Business Services Industry

Know thy company's value

Chief Executive, The, March, 1997 by Fredric Roberts

In this age of IPOs, acquisitions, recapitalizations, LBOs and MBOs, private company chief executives would be remiss not to ask themselves what their companies are worth - and to whom. Sadly, the concept of founding a business, building it over a period of many years, and leaving it to children seems quaintly anachronistic. At some point, a successful business is going to be an acquisition target; you can be sure that either a supplier, competitor, customer, strategic partner or some behemoth that needs to add a specific capability is going to give you the once-over.

Someday, you may get an offer you can't refuse, so you should begin the evaluation and planning process as early as possible to enhance the value of the company - regardless of whether you intend to sell.

Because the increase is in the potential value of your company in some hypothetical future transaction, it's not that easy to calculate. But by focusing on core competencies and areas with distinct competitive advantages, the company can make itself more attractive to both strategic and financial buyers. Hence, subtle shifts in operating plans to reflect the focus on those areas can increase value tremendously. A good tactic is to link these elements to a compensation plan that reinforces both strategic and short-term operating goals so that employees have incentive to improve performance in the areas that enhance value.

Valuation is always a complex process. The CFO must calculate future operating results, such as sales, EBIT, net income, and cash flow. Other critical components are tangible assets, such as inventory and fixed assets, and intangible assets, such as brand name, reputation, customer base, and distribution network.

Look at your company as if you were a buyer. Analyze historical and projected financial results; compare the company's performance with its peer group; scrutinize the valuations of similar transactions within the industry; and perform both a premium and discounted cash flow analysis.

There are three distinct principles of valuation. First, your company is valued according to how it compares with others. Second, the valuation is of your company in the future, not the past. And third, your company has decidedly different value to different buyers.

Strategic buyers, for example, usually seek to increase market share, gain access to new types of customers, market areas, and products. They also may want to increase capacity, acquire management expertise (though they often bring in their own teams), and diversify sources of revenue. They often look for increased efficiencies, cost savings, and other synergies.

Financial buyers most often seek sustained growth from the acquired company. Cash flow is critical here, as financial buyers generally rely on new borrowings for their transactions. They also tend to require that current management stay on the job, rewarding managers with shares in the newly acquired company. It's a cliche that strategic buyers tend to pay more than financial buyers; and, of course, in periods of overheated stock markets, a public offering can, seemingly, dwarf both.

Here is where the three principles of valuation are applied: as a CEO, you need to identify a universe of comparable public companies and examine how they trade on value multiples.
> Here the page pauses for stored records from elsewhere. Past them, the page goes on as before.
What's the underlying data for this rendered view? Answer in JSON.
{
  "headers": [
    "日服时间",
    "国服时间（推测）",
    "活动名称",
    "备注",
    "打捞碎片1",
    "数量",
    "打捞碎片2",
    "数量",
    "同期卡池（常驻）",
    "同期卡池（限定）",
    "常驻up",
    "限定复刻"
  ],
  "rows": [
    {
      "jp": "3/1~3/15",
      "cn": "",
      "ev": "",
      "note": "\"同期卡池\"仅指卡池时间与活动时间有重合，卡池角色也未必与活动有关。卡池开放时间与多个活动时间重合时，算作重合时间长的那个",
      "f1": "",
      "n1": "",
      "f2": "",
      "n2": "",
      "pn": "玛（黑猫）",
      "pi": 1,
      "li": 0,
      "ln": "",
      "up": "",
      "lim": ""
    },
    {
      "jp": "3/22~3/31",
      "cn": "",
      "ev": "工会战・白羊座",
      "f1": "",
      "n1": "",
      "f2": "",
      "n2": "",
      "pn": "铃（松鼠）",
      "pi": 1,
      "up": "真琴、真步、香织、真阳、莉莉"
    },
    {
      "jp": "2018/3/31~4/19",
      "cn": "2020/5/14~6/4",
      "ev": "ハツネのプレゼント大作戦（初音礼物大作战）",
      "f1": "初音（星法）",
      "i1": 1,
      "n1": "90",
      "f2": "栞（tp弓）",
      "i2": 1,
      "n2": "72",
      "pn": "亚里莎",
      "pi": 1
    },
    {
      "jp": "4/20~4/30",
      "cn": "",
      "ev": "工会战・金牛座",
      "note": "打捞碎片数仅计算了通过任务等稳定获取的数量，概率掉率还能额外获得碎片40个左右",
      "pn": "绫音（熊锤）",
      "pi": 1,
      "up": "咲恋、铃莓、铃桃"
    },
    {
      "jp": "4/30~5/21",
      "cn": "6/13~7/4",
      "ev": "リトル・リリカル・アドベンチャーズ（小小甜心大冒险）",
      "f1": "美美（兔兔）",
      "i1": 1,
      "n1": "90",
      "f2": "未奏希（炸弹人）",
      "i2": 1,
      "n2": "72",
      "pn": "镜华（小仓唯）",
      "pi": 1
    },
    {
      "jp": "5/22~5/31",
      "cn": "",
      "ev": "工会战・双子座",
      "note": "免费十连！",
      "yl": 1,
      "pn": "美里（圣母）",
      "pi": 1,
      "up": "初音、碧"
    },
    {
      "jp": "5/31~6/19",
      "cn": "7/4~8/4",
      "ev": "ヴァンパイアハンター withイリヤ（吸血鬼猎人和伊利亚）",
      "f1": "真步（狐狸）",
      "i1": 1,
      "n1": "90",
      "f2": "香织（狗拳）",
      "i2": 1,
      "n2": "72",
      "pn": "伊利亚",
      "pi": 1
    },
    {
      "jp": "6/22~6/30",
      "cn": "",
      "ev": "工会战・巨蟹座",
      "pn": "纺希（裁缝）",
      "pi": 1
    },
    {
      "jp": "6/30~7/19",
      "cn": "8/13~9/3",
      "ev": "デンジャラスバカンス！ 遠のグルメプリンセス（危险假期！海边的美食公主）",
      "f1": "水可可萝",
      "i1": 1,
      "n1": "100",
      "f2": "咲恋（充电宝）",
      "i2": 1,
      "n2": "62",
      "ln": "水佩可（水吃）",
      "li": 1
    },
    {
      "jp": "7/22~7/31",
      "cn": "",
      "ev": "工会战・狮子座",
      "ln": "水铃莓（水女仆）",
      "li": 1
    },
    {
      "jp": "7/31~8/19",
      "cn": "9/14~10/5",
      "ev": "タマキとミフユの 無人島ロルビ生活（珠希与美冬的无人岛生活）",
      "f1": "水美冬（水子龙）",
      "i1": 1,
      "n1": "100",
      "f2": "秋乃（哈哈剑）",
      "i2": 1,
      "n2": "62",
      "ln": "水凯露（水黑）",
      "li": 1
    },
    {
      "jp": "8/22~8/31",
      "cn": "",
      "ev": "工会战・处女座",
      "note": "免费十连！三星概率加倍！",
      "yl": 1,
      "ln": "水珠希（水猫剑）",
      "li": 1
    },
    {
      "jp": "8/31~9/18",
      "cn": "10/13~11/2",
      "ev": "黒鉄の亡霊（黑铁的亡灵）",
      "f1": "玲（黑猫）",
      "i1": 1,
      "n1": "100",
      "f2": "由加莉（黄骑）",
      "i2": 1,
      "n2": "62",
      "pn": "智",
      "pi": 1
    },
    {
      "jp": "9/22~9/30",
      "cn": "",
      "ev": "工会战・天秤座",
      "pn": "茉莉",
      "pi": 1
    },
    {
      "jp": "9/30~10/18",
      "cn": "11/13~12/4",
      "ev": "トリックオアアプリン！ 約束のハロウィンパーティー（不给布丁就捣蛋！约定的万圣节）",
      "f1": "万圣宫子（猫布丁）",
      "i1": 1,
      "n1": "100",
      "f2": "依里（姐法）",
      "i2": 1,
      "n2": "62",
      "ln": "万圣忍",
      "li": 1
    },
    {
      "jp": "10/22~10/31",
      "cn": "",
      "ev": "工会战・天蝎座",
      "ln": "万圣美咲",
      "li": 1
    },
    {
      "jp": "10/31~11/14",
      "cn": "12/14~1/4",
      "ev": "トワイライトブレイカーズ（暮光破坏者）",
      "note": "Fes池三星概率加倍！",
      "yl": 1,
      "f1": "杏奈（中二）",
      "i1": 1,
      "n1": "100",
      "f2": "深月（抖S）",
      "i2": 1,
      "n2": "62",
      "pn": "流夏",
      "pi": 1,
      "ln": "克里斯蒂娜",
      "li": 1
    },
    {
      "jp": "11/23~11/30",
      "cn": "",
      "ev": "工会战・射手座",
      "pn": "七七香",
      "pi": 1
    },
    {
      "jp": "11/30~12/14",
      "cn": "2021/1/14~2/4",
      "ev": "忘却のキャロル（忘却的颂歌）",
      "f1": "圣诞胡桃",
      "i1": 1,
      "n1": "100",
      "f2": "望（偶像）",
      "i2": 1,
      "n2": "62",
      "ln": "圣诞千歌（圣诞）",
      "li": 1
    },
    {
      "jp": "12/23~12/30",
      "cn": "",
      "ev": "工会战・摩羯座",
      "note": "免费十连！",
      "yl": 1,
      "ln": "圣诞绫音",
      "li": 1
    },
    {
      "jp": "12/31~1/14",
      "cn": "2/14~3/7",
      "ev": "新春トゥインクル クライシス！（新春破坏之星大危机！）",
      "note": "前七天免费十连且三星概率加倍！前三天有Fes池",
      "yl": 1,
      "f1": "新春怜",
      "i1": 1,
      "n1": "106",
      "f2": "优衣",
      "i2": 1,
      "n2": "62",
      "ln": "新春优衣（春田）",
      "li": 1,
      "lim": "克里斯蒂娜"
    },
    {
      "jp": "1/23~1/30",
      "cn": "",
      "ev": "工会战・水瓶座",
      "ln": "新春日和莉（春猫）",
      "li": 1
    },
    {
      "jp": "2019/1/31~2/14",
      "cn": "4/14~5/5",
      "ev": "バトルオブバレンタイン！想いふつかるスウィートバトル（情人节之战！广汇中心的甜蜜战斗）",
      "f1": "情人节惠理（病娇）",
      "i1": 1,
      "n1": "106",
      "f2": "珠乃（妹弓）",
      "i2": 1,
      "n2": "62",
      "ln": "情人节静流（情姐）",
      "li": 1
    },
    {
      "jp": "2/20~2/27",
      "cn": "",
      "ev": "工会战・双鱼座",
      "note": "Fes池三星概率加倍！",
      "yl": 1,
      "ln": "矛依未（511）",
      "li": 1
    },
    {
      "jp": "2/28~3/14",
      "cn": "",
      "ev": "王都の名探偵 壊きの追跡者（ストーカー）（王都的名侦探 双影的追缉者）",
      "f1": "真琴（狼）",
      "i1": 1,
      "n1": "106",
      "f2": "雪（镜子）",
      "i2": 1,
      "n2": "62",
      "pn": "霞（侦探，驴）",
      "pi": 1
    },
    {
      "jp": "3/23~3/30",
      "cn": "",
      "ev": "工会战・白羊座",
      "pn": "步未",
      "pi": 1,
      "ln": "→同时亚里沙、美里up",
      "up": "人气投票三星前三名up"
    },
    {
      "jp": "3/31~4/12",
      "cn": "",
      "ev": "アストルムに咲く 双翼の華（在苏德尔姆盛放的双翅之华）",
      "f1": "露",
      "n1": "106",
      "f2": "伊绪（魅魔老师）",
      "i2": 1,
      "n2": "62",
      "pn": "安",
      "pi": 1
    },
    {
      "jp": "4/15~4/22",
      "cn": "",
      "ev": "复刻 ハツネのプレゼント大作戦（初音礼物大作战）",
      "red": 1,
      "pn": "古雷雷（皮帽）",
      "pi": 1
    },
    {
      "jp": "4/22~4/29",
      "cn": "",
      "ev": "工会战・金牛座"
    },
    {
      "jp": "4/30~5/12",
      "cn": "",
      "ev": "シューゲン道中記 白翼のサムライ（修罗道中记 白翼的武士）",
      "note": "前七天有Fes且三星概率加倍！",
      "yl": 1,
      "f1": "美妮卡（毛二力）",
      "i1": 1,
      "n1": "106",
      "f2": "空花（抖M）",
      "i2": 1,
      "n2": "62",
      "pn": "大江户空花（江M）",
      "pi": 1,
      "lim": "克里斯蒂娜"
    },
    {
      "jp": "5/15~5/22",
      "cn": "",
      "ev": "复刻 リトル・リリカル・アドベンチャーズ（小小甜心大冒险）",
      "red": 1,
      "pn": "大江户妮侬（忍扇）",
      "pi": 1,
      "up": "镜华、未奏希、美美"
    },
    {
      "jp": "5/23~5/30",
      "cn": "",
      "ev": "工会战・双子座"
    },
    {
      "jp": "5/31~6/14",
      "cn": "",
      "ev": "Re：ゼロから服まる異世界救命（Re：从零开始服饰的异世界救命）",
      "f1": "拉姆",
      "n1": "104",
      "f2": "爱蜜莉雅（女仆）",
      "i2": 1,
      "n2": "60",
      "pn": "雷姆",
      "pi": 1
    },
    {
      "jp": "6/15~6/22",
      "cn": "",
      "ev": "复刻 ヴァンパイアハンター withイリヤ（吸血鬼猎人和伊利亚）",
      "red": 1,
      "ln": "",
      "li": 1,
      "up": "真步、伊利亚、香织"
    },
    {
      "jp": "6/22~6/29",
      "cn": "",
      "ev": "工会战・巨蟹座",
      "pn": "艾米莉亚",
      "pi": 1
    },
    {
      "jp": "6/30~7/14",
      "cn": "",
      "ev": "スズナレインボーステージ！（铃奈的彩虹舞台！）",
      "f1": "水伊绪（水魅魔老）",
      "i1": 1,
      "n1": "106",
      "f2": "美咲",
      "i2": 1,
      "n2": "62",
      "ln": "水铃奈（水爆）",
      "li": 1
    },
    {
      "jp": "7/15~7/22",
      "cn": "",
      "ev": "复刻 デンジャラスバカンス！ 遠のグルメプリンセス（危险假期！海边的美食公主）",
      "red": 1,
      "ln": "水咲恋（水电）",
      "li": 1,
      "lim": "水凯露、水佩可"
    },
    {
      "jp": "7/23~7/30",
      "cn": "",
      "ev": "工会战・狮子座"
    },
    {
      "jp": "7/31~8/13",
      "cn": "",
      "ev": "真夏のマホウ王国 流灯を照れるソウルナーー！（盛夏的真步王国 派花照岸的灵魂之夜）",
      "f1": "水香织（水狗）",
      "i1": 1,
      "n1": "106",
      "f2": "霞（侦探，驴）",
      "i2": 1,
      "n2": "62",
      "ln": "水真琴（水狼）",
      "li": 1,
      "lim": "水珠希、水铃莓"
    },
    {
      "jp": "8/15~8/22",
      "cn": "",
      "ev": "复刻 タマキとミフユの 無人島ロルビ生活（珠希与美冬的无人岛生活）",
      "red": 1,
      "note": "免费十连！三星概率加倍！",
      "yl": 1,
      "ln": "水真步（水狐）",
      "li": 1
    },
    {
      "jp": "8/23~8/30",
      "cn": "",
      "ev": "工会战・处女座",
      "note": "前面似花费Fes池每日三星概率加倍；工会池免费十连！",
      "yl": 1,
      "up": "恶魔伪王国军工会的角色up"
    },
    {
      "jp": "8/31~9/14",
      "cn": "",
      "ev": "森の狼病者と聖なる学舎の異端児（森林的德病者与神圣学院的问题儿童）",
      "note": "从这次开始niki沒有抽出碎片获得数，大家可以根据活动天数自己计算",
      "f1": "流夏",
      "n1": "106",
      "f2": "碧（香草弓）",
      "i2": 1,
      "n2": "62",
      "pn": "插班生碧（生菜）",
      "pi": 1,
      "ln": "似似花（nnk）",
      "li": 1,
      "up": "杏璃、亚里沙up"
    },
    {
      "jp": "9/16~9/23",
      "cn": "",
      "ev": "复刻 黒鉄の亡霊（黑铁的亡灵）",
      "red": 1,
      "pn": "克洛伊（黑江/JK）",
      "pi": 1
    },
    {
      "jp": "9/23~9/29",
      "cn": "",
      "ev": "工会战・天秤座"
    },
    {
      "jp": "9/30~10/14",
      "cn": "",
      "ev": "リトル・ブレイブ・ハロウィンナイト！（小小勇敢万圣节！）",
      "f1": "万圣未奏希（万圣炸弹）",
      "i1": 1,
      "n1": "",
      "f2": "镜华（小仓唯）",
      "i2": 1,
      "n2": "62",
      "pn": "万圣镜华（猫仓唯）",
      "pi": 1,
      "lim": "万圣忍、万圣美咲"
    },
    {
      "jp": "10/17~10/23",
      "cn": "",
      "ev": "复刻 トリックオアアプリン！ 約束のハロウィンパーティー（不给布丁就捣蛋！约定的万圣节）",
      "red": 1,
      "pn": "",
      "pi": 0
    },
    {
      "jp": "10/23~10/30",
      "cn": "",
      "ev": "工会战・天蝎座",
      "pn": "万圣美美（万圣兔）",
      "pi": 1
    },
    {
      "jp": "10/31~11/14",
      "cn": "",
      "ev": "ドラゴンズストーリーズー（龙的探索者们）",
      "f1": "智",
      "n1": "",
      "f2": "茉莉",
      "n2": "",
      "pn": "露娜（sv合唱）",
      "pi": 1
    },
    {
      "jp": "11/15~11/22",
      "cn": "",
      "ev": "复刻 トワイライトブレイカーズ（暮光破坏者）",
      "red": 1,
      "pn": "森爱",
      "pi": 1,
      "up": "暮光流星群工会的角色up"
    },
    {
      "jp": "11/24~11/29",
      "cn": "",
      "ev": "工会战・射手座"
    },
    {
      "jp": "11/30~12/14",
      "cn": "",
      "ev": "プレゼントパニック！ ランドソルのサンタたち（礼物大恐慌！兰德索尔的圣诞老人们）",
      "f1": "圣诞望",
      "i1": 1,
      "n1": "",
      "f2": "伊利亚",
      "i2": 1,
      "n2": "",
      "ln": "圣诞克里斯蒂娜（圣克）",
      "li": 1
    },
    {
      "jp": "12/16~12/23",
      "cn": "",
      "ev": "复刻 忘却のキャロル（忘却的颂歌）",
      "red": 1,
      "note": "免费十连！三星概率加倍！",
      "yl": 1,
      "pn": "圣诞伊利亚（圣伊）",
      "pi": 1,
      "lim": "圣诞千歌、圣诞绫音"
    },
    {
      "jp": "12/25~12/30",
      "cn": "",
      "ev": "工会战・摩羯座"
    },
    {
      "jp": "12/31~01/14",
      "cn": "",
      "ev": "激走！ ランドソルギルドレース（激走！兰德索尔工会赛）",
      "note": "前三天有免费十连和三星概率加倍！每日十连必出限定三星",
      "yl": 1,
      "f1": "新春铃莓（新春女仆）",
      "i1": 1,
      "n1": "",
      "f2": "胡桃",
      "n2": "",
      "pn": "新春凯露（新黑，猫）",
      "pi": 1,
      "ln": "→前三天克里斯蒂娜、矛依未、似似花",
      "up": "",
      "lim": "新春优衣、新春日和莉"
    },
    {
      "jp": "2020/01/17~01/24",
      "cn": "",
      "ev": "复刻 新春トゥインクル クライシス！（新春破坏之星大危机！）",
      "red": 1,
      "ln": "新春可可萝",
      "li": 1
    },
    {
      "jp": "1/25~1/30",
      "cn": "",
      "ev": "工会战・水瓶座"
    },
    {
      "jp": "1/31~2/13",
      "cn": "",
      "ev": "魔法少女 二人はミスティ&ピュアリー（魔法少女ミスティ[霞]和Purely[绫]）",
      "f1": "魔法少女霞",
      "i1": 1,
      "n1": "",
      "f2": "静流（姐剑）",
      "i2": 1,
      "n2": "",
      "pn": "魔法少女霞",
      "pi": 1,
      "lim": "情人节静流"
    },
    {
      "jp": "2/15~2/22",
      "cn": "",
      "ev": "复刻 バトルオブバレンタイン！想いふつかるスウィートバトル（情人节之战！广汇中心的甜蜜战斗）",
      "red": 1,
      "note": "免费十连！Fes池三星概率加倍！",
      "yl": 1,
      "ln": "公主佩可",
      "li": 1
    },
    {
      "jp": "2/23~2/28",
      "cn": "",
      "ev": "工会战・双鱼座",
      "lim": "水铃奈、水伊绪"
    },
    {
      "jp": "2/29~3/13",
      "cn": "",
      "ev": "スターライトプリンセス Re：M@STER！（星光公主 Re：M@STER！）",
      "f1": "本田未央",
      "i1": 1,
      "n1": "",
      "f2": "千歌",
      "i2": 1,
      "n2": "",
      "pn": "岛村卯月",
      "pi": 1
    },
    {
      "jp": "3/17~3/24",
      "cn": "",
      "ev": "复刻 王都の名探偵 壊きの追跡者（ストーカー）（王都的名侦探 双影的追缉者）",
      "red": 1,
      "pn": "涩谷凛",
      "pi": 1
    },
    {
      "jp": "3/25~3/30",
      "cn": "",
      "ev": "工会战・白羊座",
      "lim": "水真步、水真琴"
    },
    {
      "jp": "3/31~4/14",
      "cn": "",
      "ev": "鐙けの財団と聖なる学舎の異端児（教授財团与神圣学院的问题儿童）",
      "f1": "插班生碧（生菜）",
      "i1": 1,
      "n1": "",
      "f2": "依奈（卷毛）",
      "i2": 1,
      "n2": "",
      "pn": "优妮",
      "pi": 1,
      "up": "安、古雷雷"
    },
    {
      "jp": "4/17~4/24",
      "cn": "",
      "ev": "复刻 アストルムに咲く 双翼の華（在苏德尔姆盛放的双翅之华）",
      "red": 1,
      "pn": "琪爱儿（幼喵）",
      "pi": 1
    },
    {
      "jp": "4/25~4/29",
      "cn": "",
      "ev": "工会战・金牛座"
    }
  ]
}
You also have to look at comparable companies that have sold recently and determine the acquisition multiples. Last but not least, you must arrive at discounted cash flow, which discounts the projected cash flow over an extended period, say five years. Factor in depreciation, changes in working capital, and other discounts to determine the company's "free cash flow" - how much cash the concern generates. Then discount back to determine a weighted average cost of capital to answer the critical question, "How much does it cost the company to generate its cash?"

Because many buyers believe that cash flow is more important than revenue, your company's projections have to be achievable. And it's crucial to find each buyer's hot buttons - whether they want you to stay, whether they want the entire company, whether your brand name will be enhanced by their distribution, and whether tax considerations help.

Naturally, you should avail yourself of outside expertise. It is the rare CEO who does not need sophisticated corporate finance counsel to get all of this straight. In the final analysis, a company is valued as a multiple of its sales, EBITDA, EBIT, net income, and operating cash flow. How high a multiple you get depends on how compelling your company can appear to each individual buyer or investor. The value of any private company can be maximized by determining the precise buyer to which it provides the most value - and then finding that buyer.

Fredric M. Roberts is president of F.M. Roberts & Co., a Los Angeles-based investment banking firm. He is also a former chairman of the National Association of Securities Dealers, parent of The Nasdaq Stock Market.